Inventata nel 1975 dall'Associazione nazionale atleti azzurri per gli amanti della bicicletta e degli sport all'aria aperta, la manifestazione è messa in piedi da undici anni dal Turbolento Veloclub (patrocinio della Regione e del Comune) con uno spirito che, col tempo, è diventato sempre più ecologista: «La bicicletta - dicono gli organizzatori - rimanda al concetto di risparmio energetico. Per pedalare bene infatti bisogna saper produrre e conservare le proprie risorse in modo efficace, senza sprechi inutili. Un insegnamento importante che può avere riflessi anche sul piano sociale».
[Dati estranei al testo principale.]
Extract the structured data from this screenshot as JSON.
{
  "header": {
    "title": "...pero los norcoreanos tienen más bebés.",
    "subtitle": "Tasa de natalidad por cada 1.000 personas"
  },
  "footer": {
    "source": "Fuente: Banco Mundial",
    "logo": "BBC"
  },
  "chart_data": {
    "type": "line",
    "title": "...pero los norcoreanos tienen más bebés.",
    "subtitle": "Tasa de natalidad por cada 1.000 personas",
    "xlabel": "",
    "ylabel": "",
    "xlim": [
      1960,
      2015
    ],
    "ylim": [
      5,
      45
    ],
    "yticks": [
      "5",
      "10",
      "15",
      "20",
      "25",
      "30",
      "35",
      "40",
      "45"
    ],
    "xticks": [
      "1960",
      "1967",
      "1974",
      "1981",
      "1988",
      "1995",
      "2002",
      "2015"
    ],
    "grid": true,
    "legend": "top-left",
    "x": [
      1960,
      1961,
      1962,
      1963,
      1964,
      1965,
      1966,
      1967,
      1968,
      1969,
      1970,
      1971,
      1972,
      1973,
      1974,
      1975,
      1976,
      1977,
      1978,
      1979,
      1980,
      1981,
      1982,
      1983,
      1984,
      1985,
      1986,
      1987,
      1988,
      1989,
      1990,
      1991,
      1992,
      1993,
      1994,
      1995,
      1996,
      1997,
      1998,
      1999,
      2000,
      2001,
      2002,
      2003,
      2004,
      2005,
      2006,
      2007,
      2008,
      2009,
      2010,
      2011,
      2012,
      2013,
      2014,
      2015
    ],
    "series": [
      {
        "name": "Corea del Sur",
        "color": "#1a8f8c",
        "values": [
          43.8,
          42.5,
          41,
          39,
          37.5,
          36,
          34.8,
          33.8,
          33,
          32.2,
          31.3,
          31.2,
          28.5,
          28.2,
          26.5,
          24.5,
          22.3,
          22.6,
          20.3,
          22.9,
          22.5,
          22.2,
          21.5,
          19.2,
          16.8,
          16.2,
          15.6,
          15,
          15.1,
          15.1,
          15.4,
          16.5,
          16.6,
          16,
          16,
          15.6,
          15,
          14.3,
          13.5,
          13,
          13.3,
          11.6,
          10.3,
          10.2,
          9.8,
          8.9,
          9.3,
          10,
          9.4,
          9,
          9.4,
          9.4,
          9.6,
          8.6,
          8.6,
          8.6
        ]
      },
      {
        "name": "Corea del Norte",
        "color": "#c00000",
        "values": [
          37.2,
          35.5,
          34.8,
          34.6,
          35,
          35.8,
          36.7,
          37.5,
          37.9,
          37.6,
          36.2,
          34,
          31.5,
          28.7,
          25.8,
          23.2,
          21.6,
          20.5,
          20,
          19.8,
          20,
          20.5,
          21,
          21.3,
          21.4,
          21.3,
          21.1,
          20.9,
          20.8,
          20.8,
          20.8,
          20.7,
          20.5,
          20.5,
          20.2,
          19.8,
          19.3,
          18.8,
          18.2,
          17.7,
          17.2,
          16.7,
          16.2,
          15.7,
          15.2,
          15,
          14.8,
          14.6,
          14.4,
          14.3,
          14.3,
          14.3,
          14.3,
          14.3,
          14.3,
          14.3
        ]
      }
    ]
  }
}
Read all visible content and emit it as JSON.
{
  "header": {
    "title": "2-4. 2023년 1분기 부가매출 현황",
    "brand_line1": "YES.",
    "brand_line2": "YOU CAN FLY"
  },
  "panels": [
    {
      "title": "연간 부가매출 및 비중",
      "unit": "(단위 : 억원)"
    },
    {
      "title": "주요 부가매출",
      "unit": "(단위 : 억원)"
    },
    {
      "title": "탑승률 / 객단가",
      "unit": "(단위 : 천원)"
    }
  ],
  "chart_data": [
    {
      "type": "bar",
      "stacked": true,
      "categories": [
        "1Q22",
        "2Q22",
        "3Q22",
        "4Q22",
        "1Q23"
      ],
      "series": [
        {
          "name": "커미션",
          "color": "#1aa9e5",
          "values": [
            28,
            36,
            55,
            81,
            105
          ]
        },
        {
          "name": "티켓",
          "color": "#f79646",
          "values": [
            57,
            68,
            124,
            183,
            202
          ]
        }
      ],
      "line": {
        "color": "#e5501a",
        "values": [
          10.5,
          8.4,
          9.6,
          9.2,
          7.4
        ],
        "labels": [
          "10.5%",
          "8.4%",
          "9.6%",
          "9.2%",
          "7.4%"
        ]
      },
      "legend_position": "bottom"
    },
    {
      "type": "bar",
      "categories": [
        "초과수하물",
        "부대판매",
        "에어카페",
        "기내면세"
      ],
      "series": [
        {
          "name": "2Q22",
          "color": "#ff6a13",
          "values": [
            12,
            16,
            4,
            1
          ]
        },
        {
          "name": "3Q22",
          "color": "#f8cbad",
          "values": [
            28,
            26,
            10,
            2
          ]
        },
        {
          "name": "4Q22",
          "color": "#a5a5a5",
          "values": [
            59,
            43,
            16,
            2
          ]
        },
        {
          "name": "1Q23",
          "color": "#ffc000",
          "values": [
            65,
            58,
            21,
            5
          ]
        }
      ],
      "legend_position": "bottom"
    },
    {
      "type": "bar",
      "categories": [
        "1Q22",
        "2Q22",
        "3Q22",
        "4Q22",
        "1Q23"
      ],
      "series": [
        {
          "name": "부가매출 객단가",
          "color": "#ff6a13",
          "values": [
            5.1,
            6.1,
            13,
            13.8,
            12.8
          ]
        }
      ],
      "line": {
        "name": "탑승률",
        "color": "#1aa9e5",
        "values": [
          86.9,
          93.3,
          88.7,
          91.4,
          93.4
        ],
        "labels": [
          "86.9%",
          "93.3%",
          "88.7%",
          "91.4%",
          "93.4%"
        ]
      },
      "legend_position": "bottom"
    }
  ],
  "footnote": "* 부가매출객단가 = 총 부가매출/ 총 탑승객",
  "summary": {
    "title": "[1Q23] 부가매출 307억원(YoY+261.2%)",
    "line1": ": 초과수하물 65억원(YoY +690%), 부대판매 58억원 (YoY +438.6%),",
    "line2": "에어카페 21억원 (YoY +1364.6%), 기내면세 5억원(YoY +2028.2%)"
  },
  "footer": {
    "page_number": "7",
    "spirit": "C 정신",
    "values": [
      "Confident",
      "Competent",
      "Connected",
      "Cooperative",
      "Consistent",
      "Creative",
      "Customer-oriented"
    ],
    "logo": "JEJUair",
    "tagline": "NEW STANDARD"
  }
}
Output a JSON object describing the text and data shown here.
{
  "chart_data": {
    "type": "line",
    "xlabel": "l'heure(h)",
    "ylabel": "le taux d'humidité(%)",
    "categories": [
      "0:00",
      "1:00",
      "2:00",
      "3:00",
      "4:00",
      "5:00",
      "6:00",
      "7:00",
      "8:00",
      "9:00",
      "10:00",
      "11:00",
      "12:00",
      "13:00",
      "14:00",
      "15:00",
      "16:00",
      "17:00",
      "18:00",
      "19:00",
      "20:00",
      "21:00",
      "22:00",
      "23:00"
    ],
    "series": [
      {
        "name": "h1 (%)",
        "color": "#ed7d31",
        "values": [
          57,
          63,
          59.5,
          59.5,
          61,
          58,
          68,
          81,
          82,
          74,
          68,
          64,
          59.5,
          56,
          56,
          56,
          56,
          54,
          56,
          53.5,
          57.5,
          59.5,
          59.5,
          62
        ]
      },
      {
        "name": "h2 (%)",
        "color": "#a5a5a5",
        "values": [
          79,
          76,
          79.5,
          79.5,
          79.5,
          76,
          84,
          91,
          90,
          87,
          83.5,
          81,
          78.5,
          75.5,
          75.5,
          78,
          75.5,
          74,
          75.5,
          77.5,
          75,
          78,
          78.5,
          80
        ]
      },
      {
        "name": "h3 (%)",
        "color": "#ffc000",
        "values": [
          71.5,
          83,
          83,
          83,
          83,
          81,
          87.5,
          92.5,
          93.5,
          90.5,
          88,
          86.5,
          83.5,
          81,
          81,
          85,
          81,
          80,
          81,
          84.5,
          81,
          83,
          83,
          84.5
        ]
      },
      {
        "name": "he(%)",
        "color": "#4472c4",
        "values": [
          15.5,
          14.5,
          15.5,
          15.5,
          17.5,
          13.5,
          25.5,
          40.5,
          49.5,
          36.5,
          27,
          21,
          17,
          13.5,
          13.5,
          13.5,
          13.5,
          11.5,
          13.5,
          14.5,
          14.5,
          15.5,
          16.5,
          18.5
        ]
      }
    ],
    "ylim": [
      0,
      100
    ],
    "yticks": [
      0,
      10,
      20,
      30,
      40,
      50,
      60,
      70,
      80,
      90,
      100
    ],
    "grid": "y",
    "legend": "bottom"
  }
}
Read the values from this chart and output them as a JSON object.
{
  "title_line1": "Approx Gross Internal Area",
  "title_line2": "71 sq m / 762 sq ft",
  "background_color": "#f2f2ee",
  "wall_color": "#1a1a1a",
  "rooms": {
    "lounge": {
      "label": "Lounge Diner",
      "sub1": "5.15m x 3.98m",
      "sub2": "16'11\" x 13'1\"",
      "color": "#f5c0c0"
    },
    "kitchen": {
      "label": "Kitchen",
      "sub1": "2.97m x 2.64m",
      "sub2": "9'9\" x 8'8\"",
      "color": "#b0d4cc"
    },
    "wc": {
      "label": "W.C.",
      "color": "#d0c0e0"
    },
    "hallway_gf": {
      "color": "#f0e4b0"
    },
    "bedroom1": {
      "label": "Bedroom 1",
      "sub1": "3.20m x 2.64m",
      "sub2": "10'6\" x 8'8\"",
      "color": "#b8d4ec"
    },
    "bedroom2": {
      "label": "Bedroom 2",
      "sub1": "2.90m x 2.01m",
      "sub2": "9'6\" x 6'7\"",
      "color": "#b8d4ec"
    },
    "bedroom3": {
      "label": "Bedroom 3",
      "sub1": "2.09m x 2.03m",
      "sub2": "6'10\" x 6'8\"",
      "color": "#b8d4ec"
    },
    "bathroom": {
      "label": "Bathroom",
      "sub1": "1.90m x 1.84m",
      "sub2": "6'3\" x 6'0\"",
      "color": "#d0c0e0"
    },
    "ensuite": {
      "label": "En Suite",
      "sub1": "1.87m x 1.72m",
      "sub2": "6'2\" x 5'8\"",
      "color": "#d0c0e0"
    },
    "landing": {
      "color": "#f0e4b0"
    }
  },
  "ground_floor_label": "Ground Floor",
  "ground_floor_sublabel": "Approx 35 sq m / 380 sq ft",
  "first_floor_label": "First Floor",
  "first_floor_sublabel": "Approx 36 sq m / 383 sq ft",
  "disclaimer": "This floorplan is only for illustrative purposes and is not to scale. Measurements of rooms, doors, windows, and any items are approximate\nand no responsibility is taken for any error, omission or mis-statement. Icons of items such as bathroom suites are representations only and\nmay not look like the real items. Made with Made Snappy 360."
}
Intanto domenica i partecipanti avranno a che fare con un percorso lungo venti chilometri che, secondo la stima di chi l'ha pensato, si consumerà alla media di 18 km all'ora. I ciclisti partiranno alle 11 dall'Arena civica del parco Sempione (il ritrovo è alle 10, il costo della partecipazione di 5 euro, e ci si può iscrivere anche all'ultimo momento alla partenza), e poi toccheranno nel loro giro Porta Volta e Porta Nuova. Scivoleranno per corso Buenos Aires, viale Abruzzi, piazzale Lodi, via Beatrice d'Este e Cinque Giornate per tornare, quindi, al punto di partenza. Nel mezzo sono stati allestiti anche dei bici-grill di ristoro, mentre per i bambini è stato ritagliato un mini circuito di cinque chilometri.
«È un evento importante - ha commentato Bruno Righetti, presidente della Federazione ciclistica italiana - perché dà l'occasione di mettere in bicicletta tante persone. Il ciclismo non è solo agonismo, ma significa anche stare insieme, salute, lotta all'inquinamento, passione».
Una passione che prende bene gli italiani se si pensa, dai dati forniti dagli organizzatori che solo quest'anno in Italia sono state vendute un milione e 300mila biciclette e che l'Italia, da sola, è una delle più grandi produttrici di bici con quasi il 50% della fetta del mercato europeo: due milioni sono quelle vendute all'estero in un anno.
La manifestazione (finanziata Autogrill, Aem, Bnl, Centrale del Latte di Milano, Eicma) è sostenuta dal Touring Club, dalla Confederazione italiana agricoltori, dalla Provincia di Milano e dalla Federazione Ciclistica. Nel corso della giornata sono previste esibizioni di mountainbike e degustazioni di prodotti tipici lombardi. Ci sarà spazio anche per la solidarietà a sostegno dell'associazione italiana mielolesi.